Когда-то, еще в начале тридцатых годов, Демьян Трофимович Рекунов дружил с моим отцом. Вместе и начали строиться, усадьбы их домов смыкались тыловыми заборами. Отец-то потом, уже когда они с мамой разошлись, дом свой продал, а Демьян Трофимович так всю жизнь и прожил в своем. По правой стороне улицы сейчас настроили пятиэтажки, в одной из них я и живу, по левой все еще стоят частные дома. Так вот и случилось, что коротаю свой холостяцкий век по соседству с домом, где родился. Во время оккупации мама особенно сдружилась с Рекуновым, частенько забегала к нему из яруговской больницы.

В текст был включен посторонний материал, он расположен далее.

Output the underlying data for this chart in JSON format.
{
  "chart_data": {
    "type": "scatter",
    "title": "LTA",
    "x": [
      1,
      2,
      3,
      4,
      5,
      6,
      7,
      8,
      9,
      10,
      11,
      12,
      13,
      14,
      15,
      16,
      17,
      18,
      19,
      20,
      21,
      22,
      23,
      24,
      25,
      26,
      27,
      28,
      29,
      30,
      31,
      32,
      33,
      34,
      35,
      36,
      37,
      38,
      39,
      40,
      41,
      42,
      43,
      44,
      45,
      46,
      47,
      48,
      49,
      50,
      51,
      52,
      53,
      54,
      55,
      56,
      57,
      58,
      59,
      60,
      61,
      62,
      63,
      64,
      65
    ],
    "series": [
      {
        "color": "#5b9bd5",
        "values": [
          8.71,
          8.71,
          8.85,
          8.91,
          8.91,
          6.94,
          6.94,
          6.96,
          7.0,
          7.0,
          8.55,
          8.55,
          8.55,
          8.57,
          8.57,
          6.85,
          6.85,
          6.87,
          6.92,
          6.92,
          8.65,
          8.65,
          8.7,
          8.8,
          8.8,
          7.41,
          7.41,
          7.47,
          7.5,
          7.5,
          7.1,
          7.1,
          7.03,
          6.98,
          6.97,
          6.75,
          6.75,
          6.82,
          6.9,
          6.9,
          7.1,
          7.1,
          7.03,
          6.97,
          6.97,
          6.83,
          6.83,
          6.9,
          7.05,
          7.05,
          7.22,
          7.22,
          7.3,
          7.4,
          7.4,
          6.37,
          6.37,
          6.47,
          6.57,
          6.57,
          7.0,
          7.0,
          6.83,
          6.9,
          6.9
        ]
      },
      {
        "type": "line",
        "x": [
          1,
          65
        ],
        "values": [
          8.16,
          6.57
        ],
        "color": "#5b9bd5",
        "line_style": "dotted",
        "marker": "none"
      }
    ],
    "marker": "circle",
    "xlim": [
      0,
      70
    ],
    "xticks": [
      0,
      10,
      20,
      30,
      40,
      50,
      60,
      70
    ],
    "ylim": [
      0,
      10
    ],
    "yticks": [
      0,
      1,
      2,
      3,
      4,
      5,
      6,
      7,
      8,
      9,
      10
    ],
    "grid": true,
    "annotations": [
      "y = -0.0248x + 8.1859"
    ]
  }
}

Их и орденами наградили одновременно, но маму — посмертно. Я ведь только от Привалова, когда закончилось дело о Крутом переулке, узнал, что полицай Сличко участвовал в ее казни. С прошлой осени ни разу не заходил к Рекунову: не то что обижен был на старика, но как-то не по себе было, что до сих пор не рассказывал он мне подробно о ее подпольной работе.

Перебегая под дождем через улицу, я хотел было решить, с чего начать разговор, но ничего лучше не придумал, как спросить:

— Демьян Трофимович, вы, конечно, догадались о цели моего визита?

Рекунову уже перевалило за семьдесят пять, однако был он бодрым, сильным стариком. С узловатыми руками, с пронзительным, зорким взглядом, с тихим голосом. Говорил всегда неторопливо, основательно взвешивая слова и внимательно наблюдая за реакцией собеседника. Впрочем, все южсталевцы его поколения одинаковы.

— К чему мне гадать? Я тебя, дружок, еще с осени жду. Ты вот лучше скажи, если бы сейчас этого второго не пристукнули, заглянул бы к старику?